MATARAM – Anggota Komisi VIII DPR RI Nanang Samodra mengungkap praktik kecurangan dalam pemeriksaan kesehatan calon jemaah haji.
Dalam acara di Universitas Islam Al Azhar Mataram, NTB, Ahad (30/11/25), dia menceritakan temuan mengejutkan di embarkasi.
“Saya pernah menemukan di embarkasi lain, ada yang tidak bisa diberangkatkan karena pada saat mau berangkat ketahuan hamil. Rupanya, pada saat tes urine dulu, urine suaminya mungkin yang dikasihkan ke petugas kesehatan,” tutur Nanang.
Kasus itu baru ketahuan saat pemeriksaan terakhir. Calon jemaah perempuan tersebut sudah hamil enam bulan.
Kisah kecurangan itu muncul dalam acara Diseminasi “Strategi Pengelolaan dan Pengawasan Keuangan Haji” di Universitas Al Azhar tersebut.
Hadir di kesempatan itu Anggota Pengawas BPKH Yogashwara Vidyan, Anggota DPRD Kota Mataram Drs. H. M. Zaini dan Dian Rachmawati, serta Kepala Kantor Kementerian Haji Provinsi NTB H. Lalu Muhammad Aminuddin.
Selain itu hadir perwakilan dari berbagai lapisan masyarakat, mulai dari tokoh agama, pemuda, hingga perempuan.
Nota Diplomatik dari Arab Saudi
Ketegasan soal pemeriksaan kesehatan bukan tanpa alasan. Pemerintah Indonesia bahkan menerima nota diplomatik dari Arab Saudi pada tahun 2025 akibat tingginya angka jemaah yang meninggal dan sakit di Tanah Suci.
“Maka Pemerintah Indonesia membuat ketentuan, bahwa barangsiapa yang berangkat ke Arab Saudi wajib istitha’ah kesehatan, harus sehat badannya (fisiknya). Tidak boleh yang sakit yang diberangkatkan,” tegas Nanang.

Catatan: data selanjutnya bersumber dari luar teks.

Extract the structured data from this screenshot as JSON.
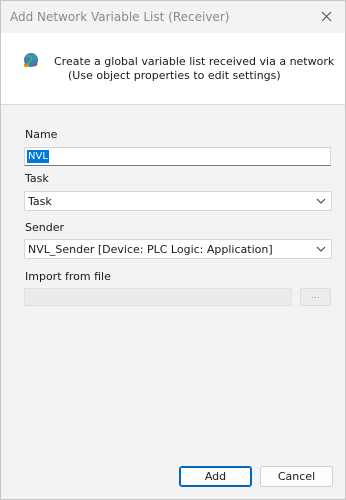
{
  "window": {
    "title": "Add Network Variable List (Receiver)"
  },
  "header": {
    "line1": "Create a global variable list received via a network",
    "line2": "(Use object properties to edit settings)"
  },
  "form": {
    "name": {
      "label": "Name",
      "value": "NVL"
    },
    "task": {
      "label": "Task",
      "value": "Task"
    },
    "sender": {
      "label": "Sender",
      "value": "NVL_Sender [Device: PLC Logic: Application]"
    },
    "import": {
      "label": "Import from file",
      "value": "",
      "browse_label": "..."
    }
  },
  "buttons": {
    "add": "Add",
    "cancel": "Cancel"
  },
  "colors": {
    "accent": "#0078d7",
    "primary_border": "#0067c0"
  }
}
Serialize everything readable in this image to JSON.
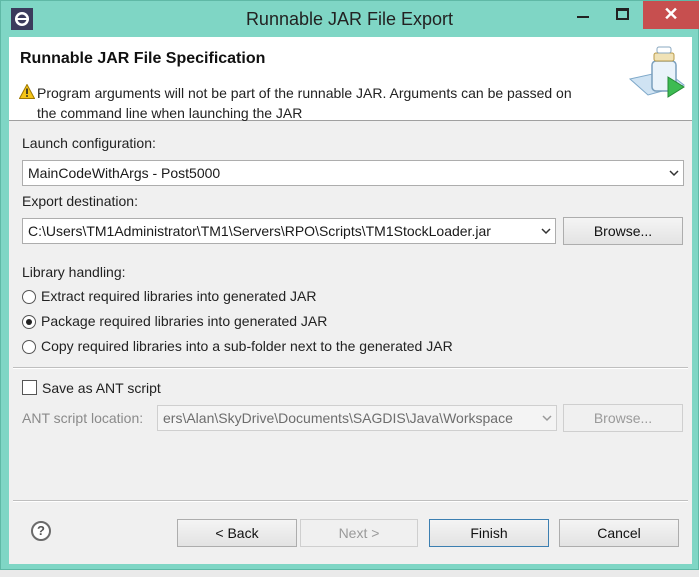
{
  "window": {
    "title": "Runnable JAR File Export",
    "controls": {
      "minimize": "minimize",
      "maximize": "maximize",
      "close": "✕"
    },
    "colors": {
      "frame": "#7fd6c5",
      "close_button": "#c74f4f"
    }
  },
  "header": {
    "title": "Runnable JAR File Specification",
    "message_line1": "Program arguments will not be part of the runnable JAR. Arguments can be passed on",
    "message_line2": "the command line when launching the JAR",
    "icon": "warning-icon",
    "wizard_image": "jar-export-wizard-icon"
  },
  "launch": {
    "label": "Launch configuration:",
    "value": "MainCodeWithArgs - Post5000"
  },
  "export": {
    "label": "Export destination:",
    "value": "C:\\Users\\TM1Administrator\\TM1\\Servers\\RPO\\Scripts\\TM1StockLoader.jar",
    "browse_label": "Browse..."
  },
  "library": {
    "label": "Library handling:",
    "options": [
      {
        "label": "Extract required libraries into generated JAR",
        "selected": false
      },
      {
        "label": "Package required libraries into generated JAR",
        "selected": true
      },
      {
        "label": "Copy required libraries into a sub-folder next to the generated JAR",
        "selected": false
      }
    ]
  },
  "ant": {
    "checkbox_label": "Save as ANT script",
    "checked": false,
    "location_label": "ANT script location:",
    "location_value": "ers\\Alan\\SkyDrive\\Documents\\SAGDIS\\Java\\Workspace",
    "browse_label": "Browse..."
  },
  "footer": {
    "help_icon": "?",
    "back_label": "< Back",
    "next_label": "Next >",
    "finish_label": "Finish",
    "cancel_label": "Cancel"
  }
}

Aturan ini menegaskan bahwa calon jemaah wajib memenuhi syarat kesehatan fisik. Kondisi tubuh harus benar-benar prima sebelum diberangkatkan.
Kuota Haji Belum Sesuai Jumlah Penduduk
Nanang juga menyoroti masalah kuota haji Indonesia yang masih 221 ribu jemaah per tahun. Angka ini dihitung berdasarkan satu per seribu penduduk dengan acuan populasi 220 juta jiwa.
Padahal, jumlah penduduk Indonesia saat ini sudah melampaui 270 juta jiwa. Namun kuota belum disesuaikan.